Directed by original screenwriter Kevin Williamson, “Scream 7” premiered in theaters on Friday, relocating Sidney Prescott and her family to Pine Grove, Indiana, where she attempts to outrun her past. The film revisits the Macher house — now an Airbnb — and reconstructs the original movie’s blueprint while introducing a Ghostface who uses AI to generate calls as Stu, one of the first killers in the series. The concept suggests reinvention, but the story retreats into familiarity, prioritizing recognition over risk.
Nostalgia drives nearly every scene. Rumors of Stu’s return hover over the narrative, while the plotline reframes the original killers as duplications. Instead of reinventing the masked killer, the script recycles familiar beats with self-referential dialogue and the looming idea of crafting a “Sidney 2.0.” The result becomes a repetition with updated software rather than escalation.
The story centers on Sidney Prescott’s daughter, Tatum Evans, whose desire to understand her mother’s past drives the emotional arc. As Tatum tries to learn her mother’s history, Sidney repeatedly shuts her down, creating a mother-daughter conflict that often interrupts rising tension.
Marco Beltrami’s score seldom syncs with the pacing, and soundtrack choices from Cigarettes After Sex, Beabadoobee and Turnstile clash with the franchise’s gritty slasher roots. Glossy lighting gives the film a streaming-era sheen, stripping away much of the original’s raw edge.
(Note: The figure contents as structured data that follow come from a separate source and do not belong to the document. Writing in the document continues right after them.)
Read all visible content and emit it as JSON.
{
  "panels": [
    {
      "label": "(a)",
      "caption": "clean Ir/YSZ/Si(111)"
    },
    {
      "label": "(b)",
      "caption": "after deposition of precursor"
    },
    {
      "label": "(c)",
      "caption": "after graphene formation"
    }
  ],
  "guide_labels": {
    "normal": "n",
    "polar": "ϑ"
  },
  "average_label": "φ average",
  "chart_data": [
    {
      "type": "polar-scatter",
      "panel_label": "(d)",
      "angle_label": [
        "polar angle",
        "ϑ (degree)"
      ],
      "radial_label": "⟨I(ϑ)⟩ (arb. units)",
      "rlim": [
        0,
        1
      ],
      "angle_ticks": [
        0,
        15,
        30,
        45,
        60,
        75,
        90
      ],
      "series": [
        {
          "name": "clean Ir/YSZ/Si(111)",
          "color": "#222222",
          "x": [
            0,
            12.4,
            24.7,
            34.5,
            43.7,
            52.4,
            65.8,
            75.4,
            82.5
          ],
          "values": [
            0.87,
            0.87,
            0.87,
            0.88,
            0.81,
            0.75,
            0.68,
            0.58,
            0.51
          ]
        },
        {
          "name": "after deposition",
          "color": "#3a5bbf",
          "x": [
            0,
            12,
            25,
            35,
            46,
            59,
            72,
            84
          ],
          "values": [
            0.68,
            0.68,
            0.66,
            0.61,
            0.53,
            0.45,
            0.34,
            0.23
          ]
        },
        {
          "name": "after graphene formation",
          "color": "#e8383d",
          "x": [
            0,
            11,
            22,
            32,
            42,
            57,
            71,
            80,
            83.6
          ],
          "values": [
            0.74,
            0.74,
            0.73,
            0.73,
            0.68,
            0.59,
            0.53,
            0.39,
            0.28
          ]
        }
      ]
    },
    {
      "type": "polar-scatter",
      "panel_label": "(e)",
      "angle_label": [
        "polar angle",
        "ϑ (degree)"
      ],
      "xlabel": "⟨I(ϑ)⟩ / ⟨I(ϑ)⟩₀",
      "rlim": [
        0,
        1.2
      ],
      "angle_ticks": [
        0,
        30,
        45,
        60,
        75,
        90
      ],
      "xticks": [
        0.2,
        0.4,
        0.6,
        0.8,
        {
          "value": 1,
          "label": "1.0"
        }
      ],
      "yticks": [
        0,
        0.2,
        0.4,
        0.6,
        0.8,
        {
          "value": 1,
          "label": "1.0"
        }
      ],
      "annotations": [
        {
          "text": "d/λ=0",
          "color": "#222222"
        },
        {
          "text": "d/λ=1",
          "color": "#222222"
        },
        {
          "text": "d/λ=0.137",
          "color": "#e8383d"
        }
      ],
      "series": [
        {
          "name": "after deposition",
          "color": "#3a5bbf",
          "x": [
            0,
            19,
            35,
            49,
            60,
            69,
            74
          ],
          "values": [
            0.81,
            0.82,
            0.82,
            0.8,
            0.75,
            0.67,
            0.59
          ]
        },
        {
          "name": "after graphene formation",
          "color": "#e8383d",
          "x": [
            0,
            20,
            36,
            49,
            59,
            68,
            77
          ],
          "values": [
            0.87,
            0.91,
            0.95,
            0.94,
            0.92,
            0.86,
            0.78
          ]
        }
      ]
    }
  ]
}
Returning veterans inject needed energy. Neve Campbell’s Sidney commands the screen with sharp screams and even sharper one-liners. Matthew Lillard channels Stu’s manic volatility through exaggerated vocal shifts and gleeful chaos, while Courteney Cox storms in with a memorable entrance as Gale Weathers, her news van plowing into the first Ghostface encounter.
Jimmy Tatro (“22 Jump Street”) surprises audiences as Scott, a horror-obsessed boyfriend thrilled to immerse himself in franchise lore and the in-universe “Stab” films — fictional movies that dramatize the original Woodsboro killings. In contrast, Isabel May (“Young Sheldon”) struggles to anchor the narrative as Tatum. Flat line delivery drains urgency from pivotal scenes, and Sam Rechner (“Heartbreak High”) never convinces as either romantic lead or viable suspect playing Ben Brown. Their chemistry feels stiff, their exchanges dry enough to provoke unintended laughter.
As a whole, the film operates as a parody of the original, which itself parodied horror conventions. Devoted fans will appreciate callbacks to multiple killers, bedroom window fake-outs and returning faces. Yet each spike in suspense stalls for another earnest mother-daughter exchange, dampening momentum. When Tatum declares, “I’m Sidney fucking Prescott’s daughter,” the theater answered with audible laughs, underscoring the film’s tonal imbalance. The line champions legacy over identity, undercutting her supposed arc of self-discovery.
No sequel can replicate the charm of Wes Craven’s original. While the AI angle gestures toward innovation, its presence feels impersonal in a franchise built on human motive and satire. Seven entries deep, the series edges toward self-parody. This installment entertains most when expectations drop and absurdity takes center stage. The laughs outnumber the scares, and perhaps that has become the franchise’s sharpest weapon.